A questão da língua e sua obrigatoriedade em ser o português, língua do colonizador, diz sobre duas coisas: sobre a hierarquia colonial que ainda faz parte do sistema escolar moçambicano, e sobre sua influência no processo de ensino-aprendizagem. Um dos principais motivos de desistência e/ou abandono escolar é a questão da língua, sendo um problema ainda nos primeiros anos de escolaridade, pois, segundo Macamo (2015), é comum as crianças, ao entrarem na escola, falarem uma língua materna diferente da língua do ensino escolar, fazendo com que, ao contrário do que discutem Castiano et al. (2005), as habilidades e competências adquiridas pelas crianças em convívio com sua comunidade não sejam aproveitadas durante a escola. Como pensamos, então, um ensino que agregue as multiculturalidades e que valorize a africanização, como discutem os autores, se na prática há uma exclusão das línguas maternas e saberes múltiplos, como os trazidos pelas crianças, definidos e preconizados dentro dos sistemas educacionais moçambicanos?

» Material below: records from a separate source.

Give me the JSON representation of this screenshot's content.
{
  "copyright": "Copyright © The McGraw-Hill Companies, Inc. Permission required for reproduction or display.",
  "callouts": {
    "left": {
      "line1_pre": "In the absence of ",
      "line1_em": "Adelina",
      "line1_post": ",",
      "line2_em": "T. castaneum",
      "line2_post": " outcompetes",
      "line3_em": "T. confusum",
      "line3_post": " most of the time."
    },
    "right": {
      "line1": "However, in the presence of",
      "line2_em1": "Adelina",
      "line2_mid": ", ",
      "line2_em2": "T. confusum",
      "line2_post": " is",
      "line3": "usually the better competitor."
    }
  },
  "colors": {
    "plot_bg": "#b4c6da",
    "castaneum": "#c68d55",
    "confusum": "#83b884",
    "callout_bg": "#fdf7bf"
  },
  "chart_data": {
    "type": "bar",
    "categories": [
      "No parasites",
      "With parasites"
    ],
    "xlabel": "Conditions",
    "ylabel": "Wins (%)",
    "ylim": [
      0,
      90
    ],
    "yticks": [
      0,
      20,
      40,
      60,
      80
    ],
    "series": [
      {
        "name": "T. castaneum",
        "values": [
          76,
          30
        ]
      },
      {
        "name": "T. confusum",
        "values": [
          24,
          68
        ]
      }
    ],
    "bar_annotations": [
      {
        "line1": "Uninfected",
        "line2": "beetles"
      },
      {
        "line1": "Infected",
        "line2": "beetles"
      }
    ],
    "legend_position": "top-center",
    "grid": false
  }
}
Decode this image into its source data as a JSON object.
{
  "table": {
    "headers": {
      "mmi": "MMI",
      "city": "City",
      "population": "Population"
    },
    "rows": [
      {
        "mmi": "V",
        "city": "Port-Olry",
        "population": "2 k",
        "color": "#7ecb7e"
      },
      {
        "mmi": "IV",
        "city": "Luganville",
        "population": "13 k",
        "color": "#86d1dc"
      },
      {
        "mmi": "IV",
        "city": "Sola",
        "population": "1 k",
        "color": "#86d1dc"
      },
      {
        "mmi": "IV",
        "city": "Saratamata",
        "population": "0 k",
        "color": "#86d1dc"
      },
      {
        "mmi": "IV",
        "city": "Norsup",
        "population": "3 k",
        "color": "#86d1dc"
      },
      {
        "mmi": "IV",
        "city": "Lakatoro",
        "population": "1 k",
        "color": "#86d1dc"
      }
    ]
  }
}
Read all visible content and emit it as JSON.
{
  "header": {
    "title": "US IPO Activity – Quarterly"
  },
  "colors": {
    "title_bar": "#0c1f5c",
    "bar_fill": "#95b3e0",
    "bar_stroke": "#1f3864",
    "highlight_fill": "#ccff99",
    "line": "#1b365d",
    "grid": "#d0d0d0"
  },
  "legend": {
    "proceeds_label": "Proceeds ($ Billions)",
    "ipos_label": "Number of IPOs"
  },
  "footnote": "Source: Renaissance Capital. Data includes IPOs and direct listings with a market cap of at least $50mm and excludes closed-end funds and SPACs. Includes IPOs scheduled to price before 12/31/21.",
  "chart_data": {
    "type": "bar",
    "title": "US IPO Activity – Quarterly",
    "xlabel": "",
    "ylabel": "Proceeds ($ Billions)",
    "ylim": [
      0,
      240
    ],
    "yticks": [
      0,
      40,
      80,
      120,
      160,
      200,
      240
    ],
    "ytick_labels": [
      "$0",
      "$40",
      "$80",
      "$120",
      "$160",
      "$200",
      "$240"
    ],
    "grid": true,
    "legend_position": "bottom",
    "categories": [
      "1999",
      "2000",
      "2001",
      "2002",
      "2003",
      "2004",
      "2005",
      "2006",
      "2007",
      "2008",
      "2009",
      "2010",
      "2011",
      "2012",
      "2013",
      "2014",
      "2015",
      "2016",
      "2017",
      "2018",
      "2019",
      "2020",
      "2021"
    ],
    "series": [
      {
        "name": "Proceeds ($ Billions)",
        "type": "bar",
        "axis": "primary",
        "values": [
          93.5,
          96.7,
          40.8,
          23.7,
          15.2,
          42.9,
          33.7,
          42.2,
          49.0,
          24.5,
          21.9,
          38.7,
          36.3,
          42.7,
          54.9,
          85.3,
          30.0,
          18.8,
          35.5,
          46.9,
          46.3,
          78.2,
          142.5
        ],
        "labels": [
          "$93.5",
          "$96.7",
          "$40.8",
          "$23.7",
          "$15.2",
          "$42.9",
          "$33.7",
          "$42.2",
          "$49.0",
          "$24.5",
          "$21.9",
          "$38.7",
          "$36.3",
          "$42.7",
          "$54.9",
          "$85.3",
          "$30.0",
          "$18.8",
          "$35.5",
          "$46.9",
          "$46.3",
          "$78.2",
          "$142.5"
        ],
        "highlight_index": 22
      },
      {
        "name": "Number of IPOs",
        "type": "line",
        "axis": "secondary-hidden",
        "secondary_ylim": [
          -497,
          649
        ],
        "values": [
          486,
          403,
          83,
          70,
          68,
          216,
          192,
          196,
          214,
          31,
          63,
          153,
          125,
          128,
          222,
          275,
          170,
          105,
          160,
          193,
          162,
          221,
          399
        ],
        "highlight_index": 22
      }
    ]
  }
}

Quem sabe mais? Aprender e ensinar segundo Adelaide
Alguns professores faltavam com frequência. Adelaide, que estava na 7ª classe, referia esse fato como sendo algo habitual, mas que dificultava seu aprendizado nas matérias que tinha na escola. Ela questionou o fato de alguns professores baterem nas crianças – prática que acabava sendo recorrente e, em algumas vezes, validada por muitos familiares num entendimento de que se colocava disciplina nas crianças, como era no caso da família de Adelaide. Tratava-se, como percebido e conhecido através de diálogos com os mais velhos, de uma prática antiga e que foi vivida por várias gerações. As mães diziam que seus professores também lhes batiam. “Aqui é normal isso”, afirmou Margarida, mãe de Adelaide. Para Adelaide, não era bom os professores baterem, afirmando que “não é certo, preferia que não batessem. Não deviam bater, pode dar problema. Você bate nas crianças e podem se aleijar... Eu mesma já me aleijei”, e então contou da vez que, por ter errado uma resposta, um dos professores a bateu com o apagador de lousa sobre a mão: “assim oh (e mostrou a posição de sua mão – palma voltada para cima – e fez gesto de como o professor lhe bateu). Ficou vermelha. Como dói! Tenho medo, não respondo mais nada, só quando me chamam”.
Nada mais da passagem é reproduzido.